7) Candidatos negros concorrerão concomitantemente às vagas reservadas e às vagas destinadas à ampla concorrência, de acordo com a sua classificação no concurso. Neste sentido, os candidatos negros que forem aprovados dentro do número de vagas oferecido para ampla concorrência não serão computados para efeito do preenchimento das vagas reservadas. Seria o caso daqueles candidatos negros que já são aprovados normalmente nos concursos atualmente. Assim, estas aprovações não “ocupam” a cota dos 20%, não havendo nem mesmo a necessidade de se comprovar se a pessoa é ou não, de fato, negra. A cota dos 20% só será preenchida por aqueles que não forem aprovados na ampla concorrência. Ou seja, é bastante provável que, no resultado final, o percentual de negros aprovados e convocados seja bem superior aos 20%.

8) Em caso de desistência de candidato negro aprovado em vaga reservada, a vaga será preenchida pelo candidato negro posteriormente classificado. Tal regra é a mesma aplicada no caso dos candidatos que atualmente concorrem na lista de pessoas com deficiência. Ou seja, a lista de convocação é paralela e deve ser respeitada. Caso não seja, o candidato preterido pode buscar a tutela judicial através de mandado de segurança, já que seria violação de direito líquido e certo.

9) Os critérios de aprovação e classificação valem igualmente para os candidatos negros.
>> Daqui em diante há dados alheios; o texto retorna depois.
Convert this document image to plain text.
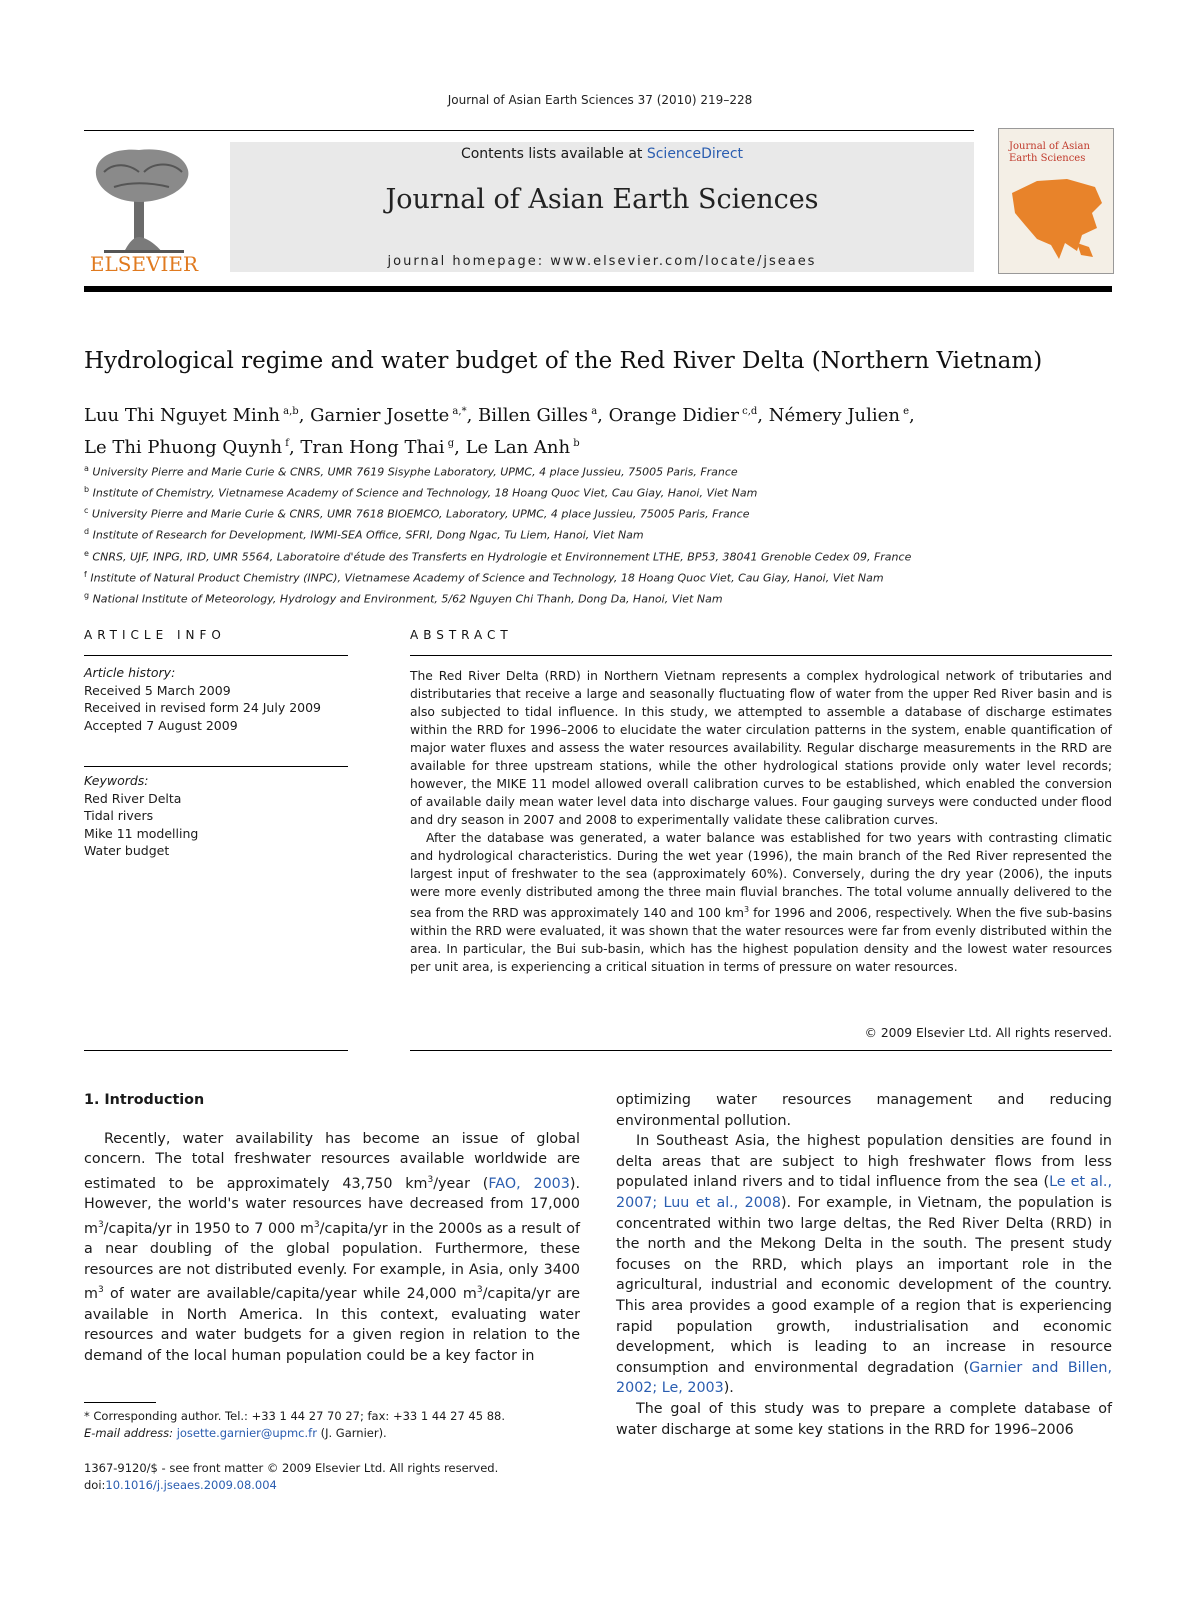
Journal of Asian Earth Sciences 37 (2010) 219–228
ELSEVIER
Contents lists available at ScienceDirect
Journal of Asian Earth Sciences
journal homepage: www.elsevier.com/locate/jseaes
Journal of Asian Earth Sciences
Hydrological regime and water budget of the Red River Delta (Northern Vietnam)
Luu Thi Nguyet Minh $^{a,b}$, Garnier Josette $^{a,*}$, Billen Gilles $^a$, Orange Didier $^{c,d}$, Némery Julien $^e$,
Le Thi Phuong Quynh $^f$, Tran Hong Thai $^g$, Le Lan Anh $^b$
$^a$ University Pierre and Marie Curie & CNRS, UMR 7619 Sisyphe Laboratory, UPMC, 4 place Jussieu, 75005 Paris, France
$^b$ Institute of Chemistry, Vietnamese Academy of Science and Technology, 18 Hoang Quoc Viet, Cau Giay, Hanoi, Viet Nam
$^c$ University Pierre and Marie Curie & CNRS, UMR 7618 BIOEMCO, Laboratory, UPMC, 4 place Jussieu, 75005 Paris, France
$^d$ Institute of Research for Development, IWMI-SEA Office, SFRI, Dong Ngac, Tu Liem, Hanoi, Viet Nam
$^e$ CNRS, UJF, INPG, IRD, UMR 5564, Laboratoire d'étude des Transferts en Hydrologie et Environnement LTHE, BP53, 38041 Grenoble Cedex 09, France
$^f$ Institute of Natural Product Chemistry (INPC), Vietnamese Academy of Science and Technology, 18 Hoang Quoc Viet, Cau Giay, Hanoi, Viet Nam
$^g$ National Institute of Meteorology, Hydrology and Environment, 5/62 Nguyen Chi Thanh, Dong Da, Hanoi, Viet Nam
ARTICLE INFO
Article history:
Received 5 March 2009
Received in revised form 24 July 2009
Accepted 7 August 2009
Keywords:
Red River Delta
Tidal rivers
Mike 11 modelling
Water budget
ABSTRACT

The Red River Delta (RRD) in Northern Vietnam represents a complex hydrological network of tributaries and distributaries that receive a large and seasonally fluctuating flow of water from the upper Red River basin and is also subjected to tidal influence. In this study, we attempted to assemble a database of discharge estimates within the RRD for 1996–2006 to elucidate the water circulation patterns in the system, enable quantification of major water fluxes and assess the water resources availability. Regular discharge measurements in the RRD are available for three upstream stations, while the other hydrological stations provide only water level records; however, the MIKE 11 model allowed overall calibration curves to be established, which enabled the conversion of available daily mean water level data into discharge values. Four gauging surveys were conducted under flood and dry season in 2007 and 2008 to experimentally validate these calibration curves.

After the database was generated, a water balance was established for two years with contrasting climatic and hydrological characteristics. During the wet year (1996), the main branch of the Red River represented the largest input of freshwater to the sea (approximately 60%). Conversely, during the dry year (2006), the inputs were more evenly distributed among the three main fluvial branches. The total volume annually delivered to the sea from the RRD was approximately 140 and 100 $km^3$ for 1996 and 2006, respectively. When the five sub-basins within the RRD were evaluated, it was shown that the water resources were far from evenly distributed within the area. In particular, the Bui sub-basin, which has the highest population density and the lowest water resources per unit area, is experiencing a critical situation in terms of pressure on water resources.

© 2009 Elsevier Ltd. All rights reserved.
1. Introduction

Recently, water availability has become an issue of global concern. The total freshwater resources available worldwide are estimated to be approximately 43,750 $km^3$/year (FAO, 2003). However, the world's water resources have decreased from 17,000 $m^3/capita/yr$ in 1950 to 7 000 $m^3/capita/yr$ in the 2000s as a result of a near doubling of the global population. Furthermore, these resources are not distributed evenly. For example, in Asia, only 3400 $m^3$ of water are available/capita/year while 24,000 $m^3/capita/yr$ are available in North America. In this context, evaluating water resources and water budgets for a given region in relation to the demand of the local human population could be a key factor in

optimizing water resources management and reducing environmental pollution.

In Southeast Asia, the highest population densities are found in delta areas that are subject to high freshwater flows from less populated inland rivers and to tidal influence from the sea (Le et al., 2007; Luu et al., 2008). For example, in Vietnam, the population is concentrated within two large deltas, the Red River Delta (RRD) in the north and the Mekong Delta in the south. The present study focuses on the RRD, which plays an important role in the agricultural, industrial and economic development of the country. This area provides a good example of a region that is experiencing rapid population growth, industrialisation and economic development, which is leading to an increase in resource consumption and environmental degradation (Garnier and Billen, 2002; Le, 2003).

The goal of this study was to prepare a complete database of water discharge at some key stations in the RRD for 1996–2006

* Corresponding author. Tel.: +33 1 44 27 70 27; fax: +33 1 44 27 45 88.
E-mail address: josette.garnier@upmc.fr (J. Garnier).
1367-9120/$ - see front matter © 2009 Elsevier Ltd. All rights reserved.
doi:10.1016/j.jseaes.2009.08.004
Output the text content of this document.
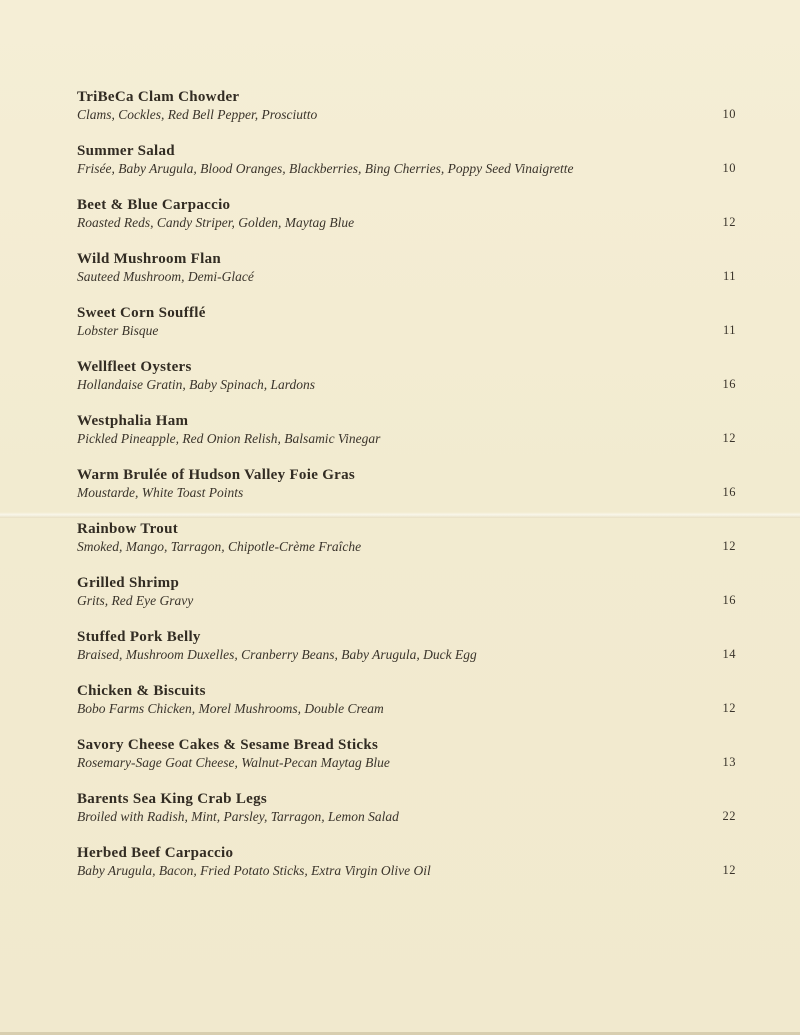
TriBeCa Clam Chowder
Clams, Cockles, Red Bell Pepper, Prosciutto	10
Summer Salad
Frisée, Baby Arugula, Blood Oranges, Blackberries, Bing Cherries, Poppy Seed Vinaigrette	10
Beet & Blue Carpaccio
Roasted Reds, Candy Striper, Golden, Maytag Blue	12
Wild Mushroom Flan
Sauteed Mushroom, Demi-Glacé	11
Sweet Corn Soufflé
Lobster Bisque	11
Wellfleet Oysters
Hollandaise Gratin, Baby Spinach, Lardons	16
Westphalia Ham
Pickled Pineapple, Red Onion Relish, Balsamic Vinegar	12
Warm Brulée of Hudson Valley Foie Gras
Moustarde, White Toast Points	16
Rainbow Trout
Smoked, Mango, Tarragon, Chipotle-Crème Fraîche	12
Grilled Shrimp
Grits, Red Eye Gravy	16
Stuffed Pork Belly
Braised, Mushroom Duxelles, Cranberry Beans, Baby Arugula, Duck Egg	14
Chicken & Biscuits
Bobo Farms Chicken, Morel Mushrooms, Double Cream	12
Savory Cheese Cakes & Sesame Bread Sticks
Rosemary-Sage Goat Cheese, Walnut-Pecan Maytag Blue	13
Barents Sea King Crab Legs
Broiled with Radish, Mint, Parsley, Tarragon, Lemon Salad	22
Herbed Beef Carpaccio
Baby Arugula, Bacon, Fried Potato Sticks, Extra Virgin Olive Oil	12
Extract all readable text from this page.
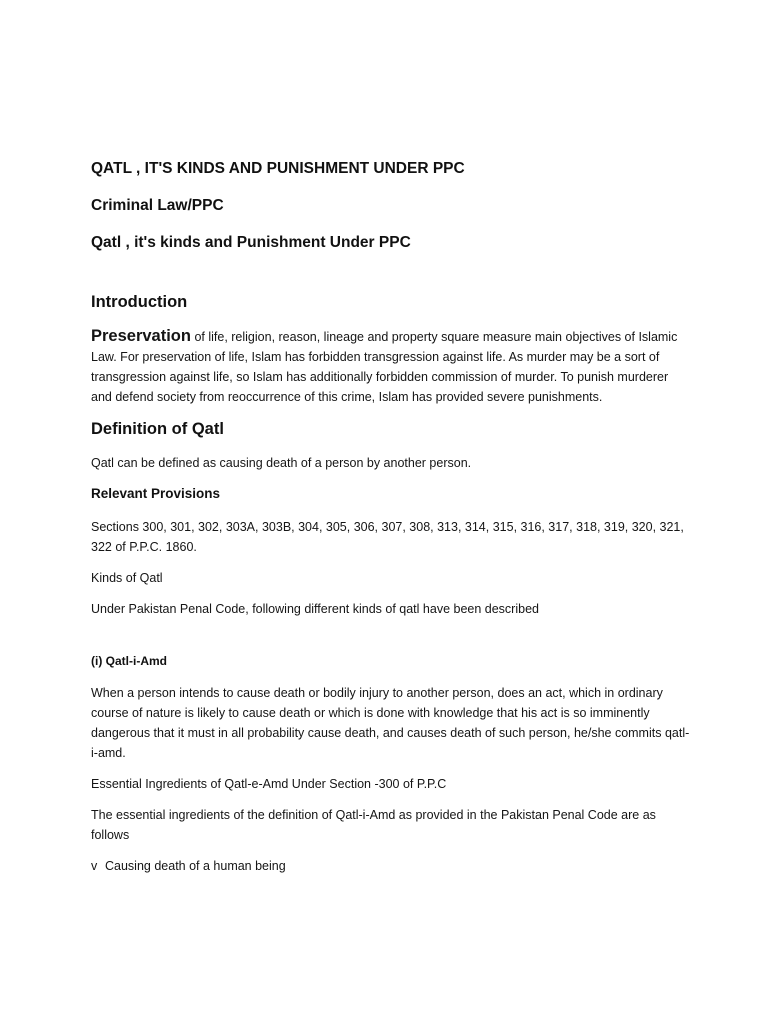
QATL , IT'S KINDS AND PUNISHMENT UNDER PPC
Criminal Law/PPC
Qatl , it's kinds and Punishment Under PPC
Introduction

Preservation of life, religion, reason, lineage and property square measure main objectives of Islamic Law. For preservation of life, Islam has forbidden transgression against life. As murder may be a sort of transgression against life, so Islam has additionally forbidden commission of murder. To punish murderer and defend society from reoccurrence of this crime, Islam has provided severe punishments.

Definition of Qatl

Qatl can be defined as causing death of a person by another person.

Relevant Provisions

Sections 300, 301, 302, 303A, 303B, 304, 305, 306, 307, 308, 313, 314, 315, 316, 317, 318, 319, 320, 321, 322 of P.P.C. 1860.

Kinds of Qatl

Under Pakistan Penal Code, following different kinds of qatl have been described

(i) Qatl-i-Amd

When a person intends to cause death or bodily injury to another person, does an act, which in ordinary course of nature is likely to cause death or which is done with knowledge that his act is so imminently dangerous that it must in all probability cause death, and causes death of such person, he/she commits qatl-i-amd.

Essential Ingredients of Qatl-e-Amd Under Section -300 of P.P.C

The essential ingredients of the definition of Qatl-i-Amd as provided in the Pakistan Penal Code are as follows

v Causing death of a human being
Assim, é evidente que também os destinatários da cota deverão conseguir a pontuação mínima para obterem a aprovação. Não será qualquer candidato negro que terá direito à vaga, mas somente aquele que obtiver a pontuação mínima. Ademais, na hipótese de não haver número de candidatos negros aprovados suficiente para ocupar as vagas reservadas, as vagas remanescentes serão revertidas para a ampla concorrência e serão preenchidas pelos demais candidatos aprovados, observada a ordem de classificação.

10) A nomeação dos candidatos aprovados respeitará os critérios de alternância e proporcionalidade, que consideram a relação entre o número de vagas total e o número de vagas reservadas a candidatos com deficiência e a candidatos negros. Assim, tendo a lista da ampla concorrência, a lista dos candidatos negros e a lista das pessoas com deficiência, haverá alternância entre as nomeações, para, ao final, manter o número das nomeações de acordo com o percentual a cada uma das listas.

11) A validade desta Lei de cotas é de 10 anos, conforme art. 6º. Assim, ao final do prazo, somente será possível a manutenção das cotas com aprovação de nova Lei.

Assim, acredito que a polêmica em torno do assunto deve acabar sendo apreciada novamente pelo STF, agora pelo critério da diferenciação baseada na cor para acesso a cargos e empregos públicos, devendo ser mais um objeto de amplo debate no plenário do Supremo Tribunal Federal nos próximos meses.

Dr. Alan Mansur, Procurador da República.